Investment management firms must contend with ever-escalating competition but also with new investor expectations.  Firms that deliver results, communicate effectively, and give their clients options stand a better chance of retaining and attracting clients. Firms need modern reporting capabilities with powerful analytics that enable them to both understand and explain factors affecting portfolio performance. These tools must be accessible from multiple devices, available 24-hours a day, provide  up-to-date information, and offer analytics “on the fly”. Push technology is another trend permeating the financial marketplace which allows systems to automatically inform clients of important events based on their preferences.

  1. Cybersecurity and protection of client assets and data

Investment firms are prime targets for network-borne threats. In a market where everyone is connected, everyone is vulnerable. That is why regulators have heightened their scrutiny of firms’ cybersecurity systems, practices, and documentation. Increasingly, regulations require institutions to have an information security management system (ISMS) that spells out policies and procedures to protect information assets.

Protecting sensitive client data and assets requires a multi-layered, “defense-in-depth” approach that combines prevention, detection, mitigation, and response. Firms need dedicated security teams and strict access to authentication controls, combined with powerful intrusion prevention and detection technologies. Firms must also ensure system and process resiliency to minimize the impact of any breaches on their operations. To learn more about cyber risks, read our blog, Access – a key issue of cyber risks.

  1. Increased outsourcing options 

Asset managers are increasingly turning to outsourcing or selectively co-sourcing their middle- and back-office operations. Offloading non-revenue-generating activity such as reconciliation, data management, or reporting can help reduce overhead and allow firms to focus on what makes money.

Technology outsourcing options enable firms to leverage remote computing resources for software and data storage, reduce the in-house IT footprint, maintenance requirements, and operational risk. A hosted or cloud solution supports mobility by allowing authorized users anytime, anywhere access to the platform. For many firms, the outsourcing option proves more cost-effective because it reduces the investment in hardware and the expense of in-house IT troubleshooting expertise.

With outsourcing the provider is solely responsible for keeping systems up-to-date. The provider should perform frequent upgrades and enhancements as new functionality is developed or requirements emerge. A cloud or hosted solution should also give the ability to expand computing capacity on demand – to scale up as assets, accounts, and volume grow. With outsourcing, firms don’t needs to compete to attract top technology talent, and can focus instead on investment talent.

Finally, don’t forget cybersecurity. A provider should be able to demonstrate that its systems, facilities, and staff adhere to the most current security standards and controls; and should also have the audits and certifications to prove it.

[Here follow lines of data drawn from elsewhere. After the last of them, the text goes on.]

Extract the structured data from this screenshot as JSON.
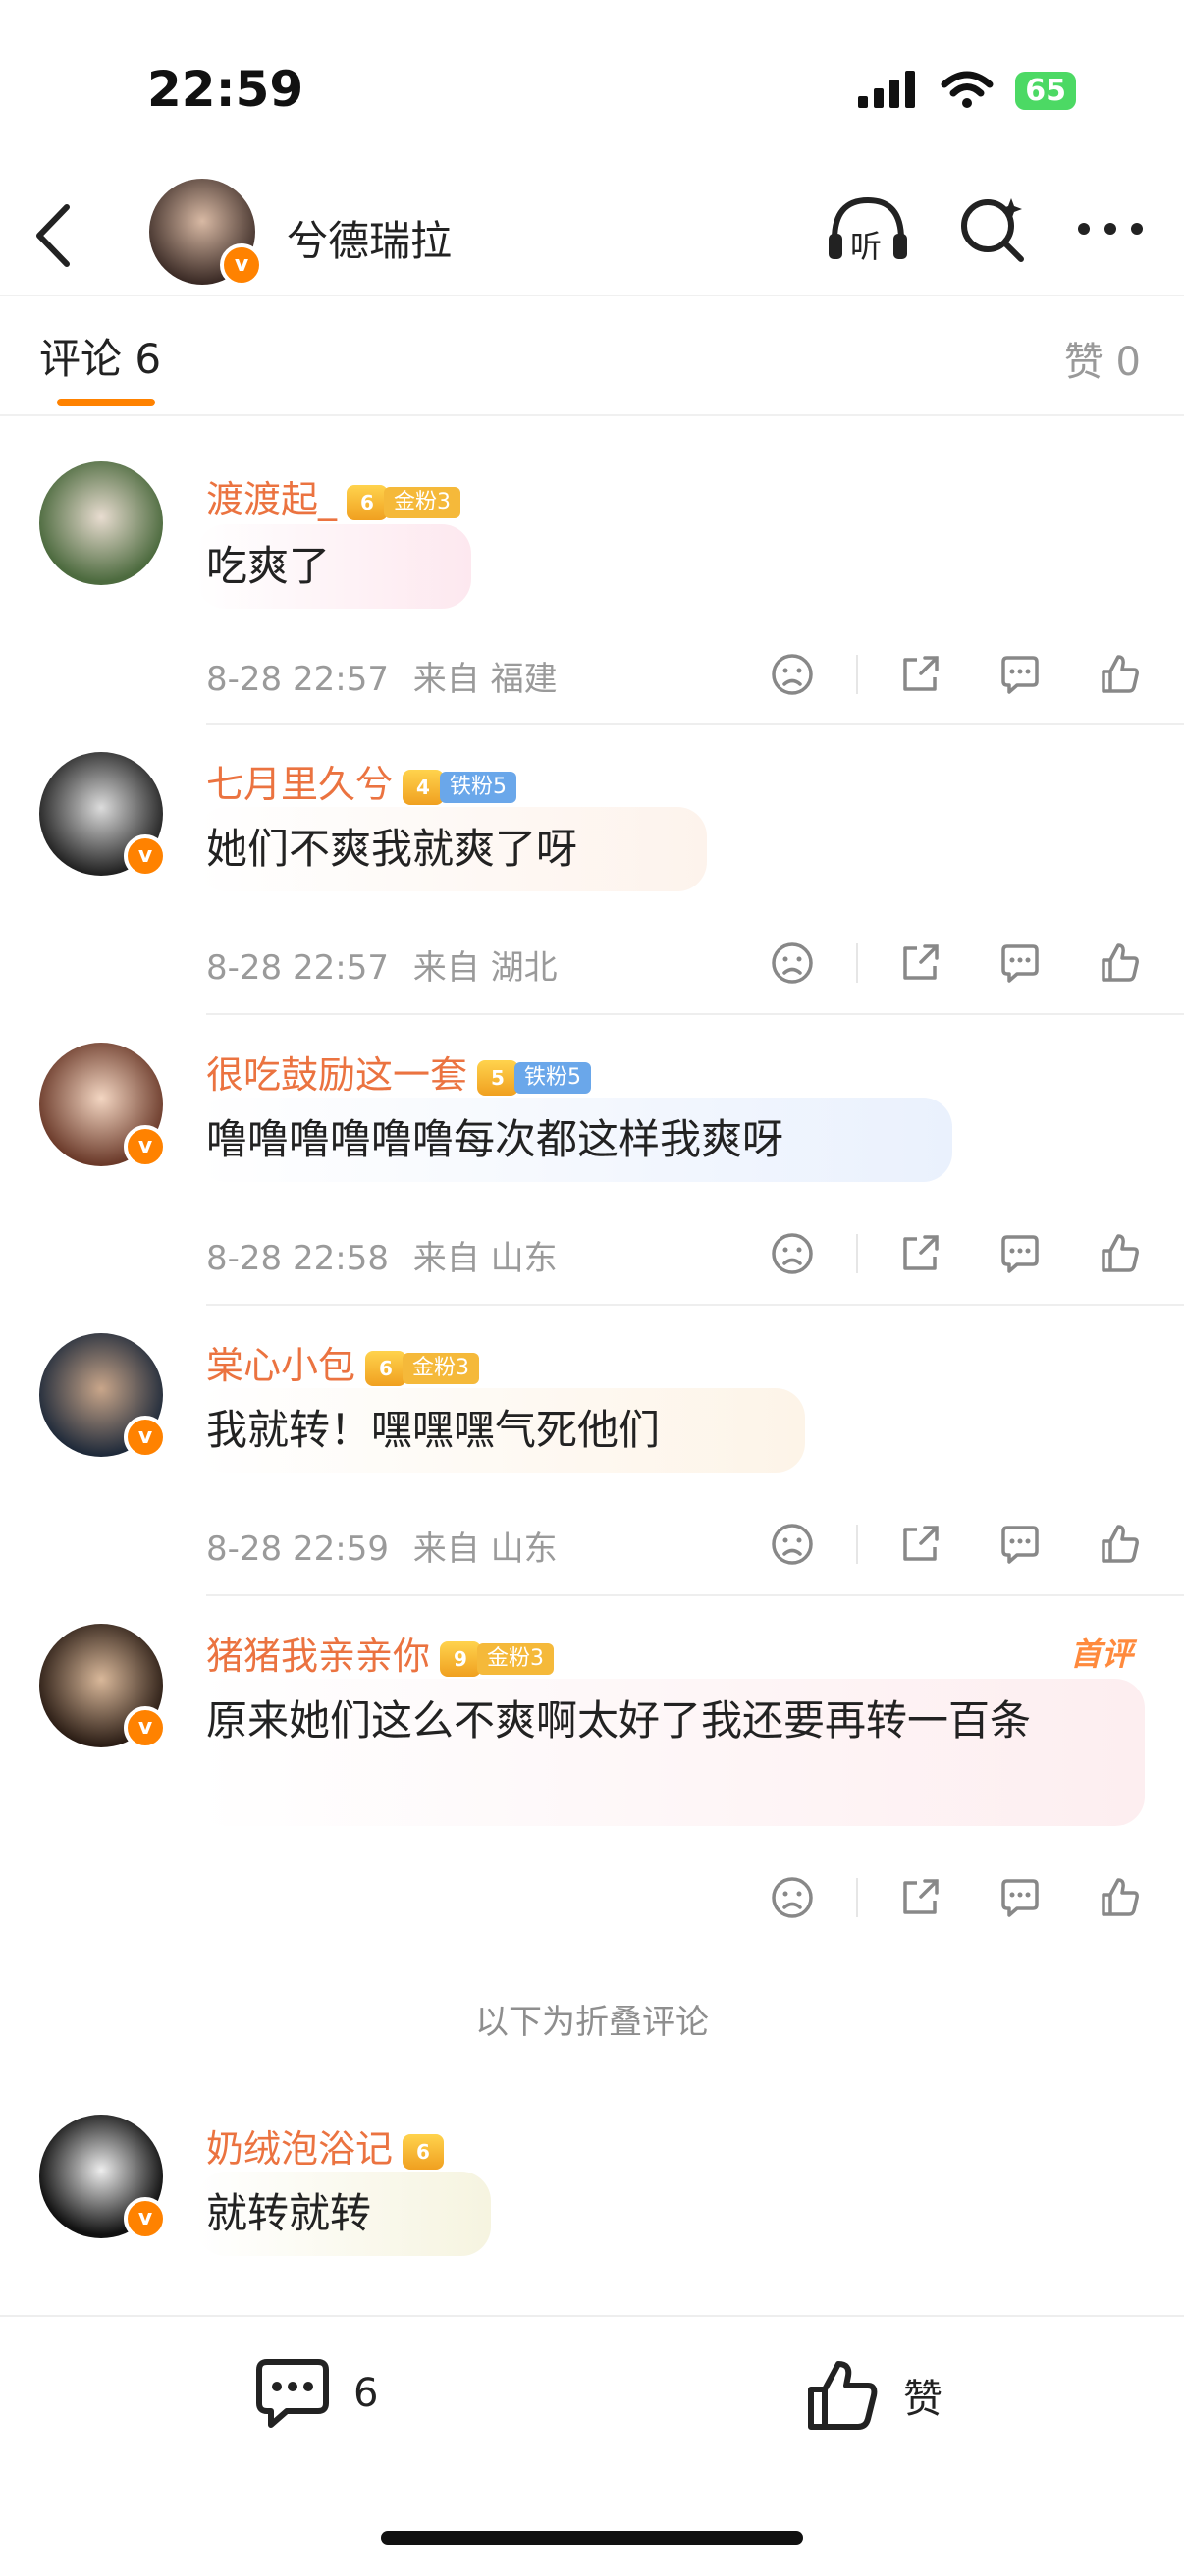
{
  "status_bar": {
    "time": "22:59",
    "battery": "65"
  },
  "header": {
    "title": "兮德瑞拉",
    "listen_label": "听",
    "verified_badge": "v"
  },
  "tabs": {
    "comments_label": "评论 6",
    "likes_label": "赞 0"
  },
  "comments": [
    {
      "username": "渡渡起_",
      "fan_level": "6",
      "fan_label": "金粉3",
      "text": "吃爽了",
      "time": "8-28 22:57",
      "location": "来自 福建"
    },
    {
      "username": "七月里久兮",
      "fan_level": "4",
      "fan_label": "铁粉5",
      "text": "她们不爽我就爽了呀",
      "time": "8-28 22:57",
      "location": "来自 湖北"
    },
    {
      "username": "很吃鼓励这一套",
      "fan_level": "5",
      "fan_label": "铁粉5",
      "text": "噜噜噜噜噜噜每次都这样我爽呀",
      "time": "8-28 22:58",
      "location": "来自 山东"
    },
    {
      "username": "棠心小包",
      "fan_level": "6",
      "fan_label": "金粉3",
      "text": "我就转！嘿嘿嘿气死他们",
      "time": "8-28 22:59",
      "location": "来自 山东"
    },
    {
      "username": "猪猪我亲亲你",
      "fan_level": "9",
      "fan_label": "金粉3",
      "text": "原来她们这么不爽啊太好了我还要再转一百条",
      "tag": "首评"
    },
    {
      "username": "奶绒泡浴记",
      "fan_level": "6",
      "text": "就转就转"
    }
  ],
  "folded_label": "以下为折叠评论",
  "bottom_bar": {
    "comment_count": "6",
    "like_label": "赞"
  },
  "colors": {
    "accent": "#ff8200",
    "username": "#eb7340",
    "meta": "#9a9a9a"
  }
}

It’s important to find a provider that has the right combination of a robust technology infrastructure and best-practice operations expertise, along with the service acumen and the flexibility to customize its capabilities to your needs. To learn more about this topic, read our whitepaper, What is at stake? Weighing the risks of an inefficient middle office. 

It’s all about enabling growth

The operational and technology decisions and investments you make today should put your firm in the best position to take advantage of growth opportunities. Efficiently managing an increasing volume of assets and clients, while gaining a nimble footprint in the dynamic investment and regulatory world, will ensure your firm can grow revenue while keeping costs low.